Lodi in lutto per la scomparsa del medico anestesista Asfour Mahmoud Rajab, morto nelle prime ore di questa mattina a seguito di un improvviso malore. Il professionista operava all’ospedale Maggiore di Lodi, all’interno della struttura di Anestesia e Rianimazione diretta da Gianluca Russo.
Di origine giordana, 69 anni, Rajab viveva in provincia di Pavia ed era in servizio presso l’ospedale lodigiano dal 2001. In oltre vent’anni di attività si era fatto conoscere e apprezzare non solo per le sue competenze cliniche, ma anche per le qualità umane che lo avevano reso un punto di riferimento per colleghi e personale sanitario. Lascia la moglie e due figli.
Profondo il cordoglio espresso dalla Struttura di Anestesia e Rianimazione, che ha voluto ricordarlo con parole cariche di stima e affetto: “In servizio presso l’Azienda dal 16 maggio 2001 come anestesista rianimatore, ha rappresentato per tutti noi un punto di riferimento professionale e umano. Alla competenza clinica, sempre rigorosa e affidabile, ha saputo affiancare una straordinaria qualità relazionale, che lo ha reso stimato e benvoluto da tutti”.
La notizia della sua scomparsa ha colto colleghi e operatori “impreparati”, lasciando “un senso di sgomento, profondo e condiviso”. Un vuoto difficile da accettare, sottolineano, “tanto era forte la presenza, discreta ma costante, che sapeva offrire ogni giorno nel lavoro e nei rapporti umani”.
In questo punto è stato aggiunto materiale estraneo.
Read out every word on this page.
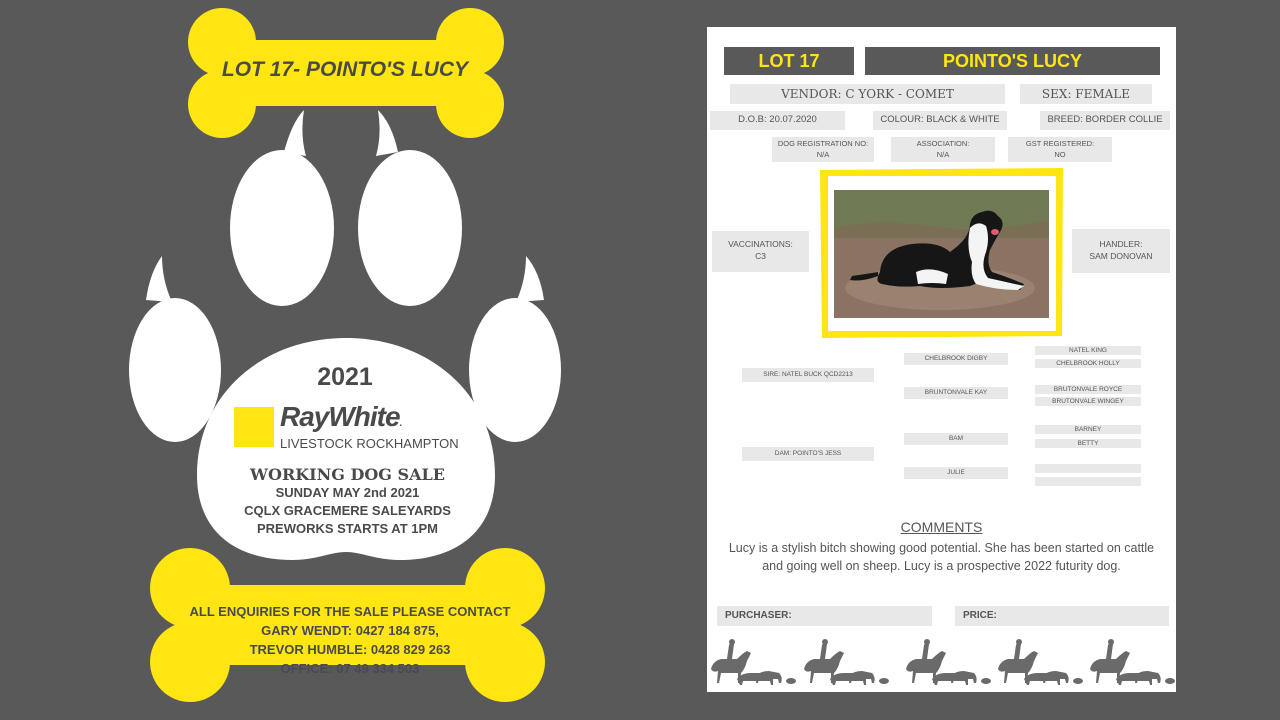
LOT 17- POINTO'S LUCY
2021
RayWhite.
LIVESTOCK ROCKHAMPTON
WORKING DOG SALE
SUNDAY MAY 2nd 2021
CQLX GRACEMERE SALEYARDS
PREWORKS STARTS AT 1PM
ALL ENQUIRIES FOR THE SALE PLEASE CONTACT
GARY WENDT: 0427 184 875,
TREVOR HUMBLE: 0428 829 263
OFFICE: 07 49 334 503
LOT 17	POINTO'S LUCY
VENDOR: C YORK - COMET	SEX: FEMALE
D.O.B: 20.07.2020	COLOUR: BLACK & WHITE	BREED: BORDER COLLIE
DOG REGISTRATION NO:
N/A
ASSOCIATION:
N/A
GST REGISTERED:
NO
VACCINATIONS:
C3
HANDLER:
SAM DONOVAN
SIRE: NATEL BUCK QCD2213
DAM: POINTO'S JESS
CHELBROOK DIGBY
BRUNTONVALE KAY
BAM
JULIE
NATEL KING
CHELBROOK HOLLY
BRUTONVALE ROYCE
BRUTONVALE WINGEY
BARNEY
BETTY
COMMENTS
Lucy is a stylish bitch showing good potential. She has been started on cattle and going well on sheep. Lucy is a prospective 2022 futurity dog.
PURCHASER:	PRICE:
Nel ricordo della struttura resta “il suo esempio di dedizione, equilibrio, rispetto e umanità”, un’eredità che continuerà a vivere tra chi ha lavorato al suo fianco. Alla famiglia sono state rivolte le più sentite condoglianze.
Al cordoglio dei colleghi si è unita l’intera comunità ospedaliera dell’Ospedale Maggiore di Lodi, insieme al direttore generale Guido Grignaffini e alla Direzione strategica dell’ASST di Lodi.
La tumulazione è prevista per sabato mattina presso l’area musulmana del Cimitero Pavese, in via San Giovannino.